ABSTRACT

In modern Western societies, animal sacrifice is typically regarded as primitive, superstitious and barbaric, an uncivilized and unenlightened practice from which we have, thankfully, long since progressed. Sacrifice and associated religious slaughter methods have been attacked by many animal rights advocates, who regard them as inferior to modern slaughter practices. Christian attitudes to preChristian sacrificial practices have contributed to this negative assessment of animal sacrifice. Just as Christians have often defined themselves as people who do not follow food rules, so they have frequently categorized themselves as people who do not perform animal sacrifice. The outcome of these self-definitions has been a situation in which animals are eaten and their slaughter is a matter of religious indifference. Meat, when classified as one food among many, can be thought of without reference to the animals which become meat. Despite a long Christian history of meat abstention, it is striking how infrequently concern about the lives of animals has been invoked as the primary factor motivating such abstention.

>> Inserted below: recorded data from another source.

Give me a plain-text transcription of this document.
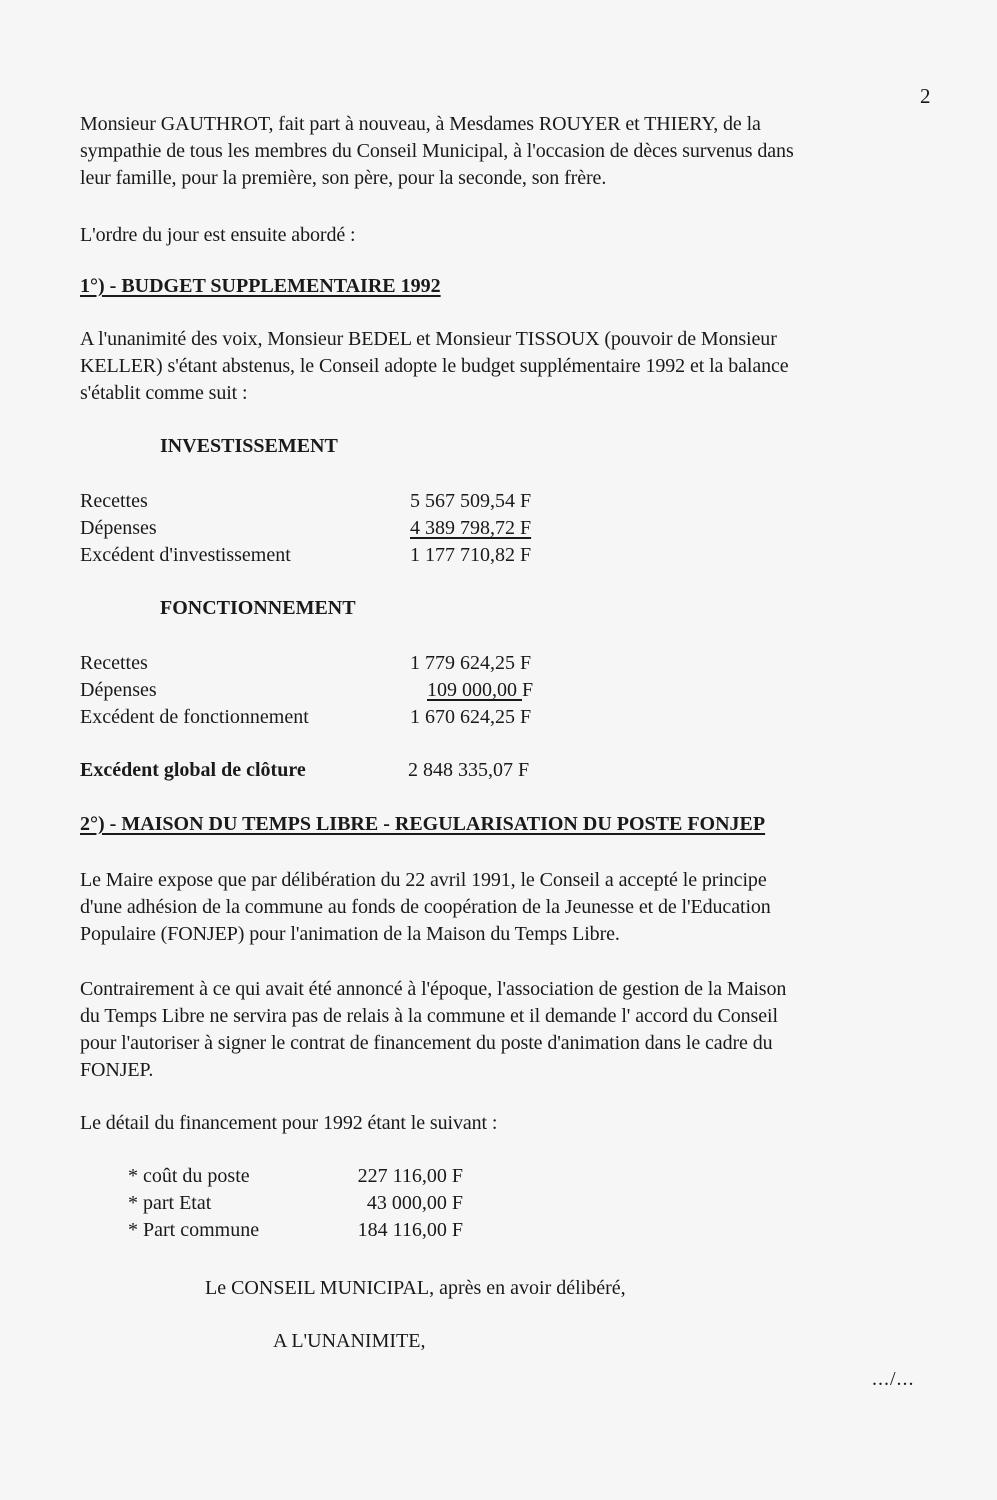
2

Monsieur GAUTHROT, fait part à nouveau, à Mesdames ROUYER et THIERY, de la
sympathie de tous les membres du Conseil Municipal, à l'occasion de dèces survenus dans
leur famille, pour la première, son père, pour la seconde, son frère.

L'ordre du jour est ensuite abordé :

1°) - BUDGET SUPPLEMENTAIRE 1992

A l'unanimité des voix, Monsieur BEDEL et Monsieur TISSOUX (pouvoir de Monsieur
KELLER) s'étant abstenus, le Conseil adopte le budget supplémentaire 1992 et la balance
s'établit comme suit :

INVESTISSEMENT
Recettes	5 567 509,54 F
Dépenses	4 389 798,72 F
Excédent d'investissement	1 177 710,82 F
FONCTIONNEMENT
Recettes	1 779 624,25 F
Dépenses	109 000,00 F
Excédent de fonctionnement	1 670 624,25 F
Excédent global de clôture	2 848 335,07 F
2°) - MAISON DU TEMPS LIBRE - REGULARISATION DU POSTE FONJEP

Le Maire expose que par délibération du 22 avril 1991, le Conseil a accepté le principe
d'une adhésion de la commune au fonds de coopération de la Jeunesse et de l'Education
Populaire (FONJEP) pour l'animation de la Maison du Temps Libre.

Contrairement à ce qui avait été annoncé à l'époque, l'association de gestion de la Maison
du Temps Libre ne servira pas de relais à la commune et il demande l' accord du Conseil
pour l'autoriser à signer le contrat de financement du poste d'animation dans le cadre du
FONJEP.

Le détail du financement pour 1992 étant le suivant :

* coût du poste	227 116,00 F
* part Etat	43 000,00 F
* Part commune	184 116,00 F
Le CONSEIL MUNICIPAL, après en avoir délibéré,
A L'UNANIMITE,
.../...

In this chapter, we shall take a closer look at sacrifice and Christian practice,

and especially at Christian practices of sacrifice. In some Christian contexts, animal sacrifice has been treated as a form of worship which can be directed towards either false gods or the Christian God. In any case, one important aim of this chapter is simply to present evidence of a Christian tradition of animal sacrifice, thereby disproving the widespread assumption that no such tradition exists. Jean-Louis Durand, for instance, accuses Christianity of ‘theological arrogance’ because it ‘excludes from the domain of the sacred’ the ‘death of animals, which in other religious cultures has religious significance’.1 In fact, Christians have sacrificed animals in order to express respect for life, praise God as giver of life, and highlight humans’ ambiguous kinship with animals. We shall examine this little-known tradition, and consider the significance of the history of sacrifice for a modern society in which sacrifice is rejected and mass animal slaughter accepted as normal.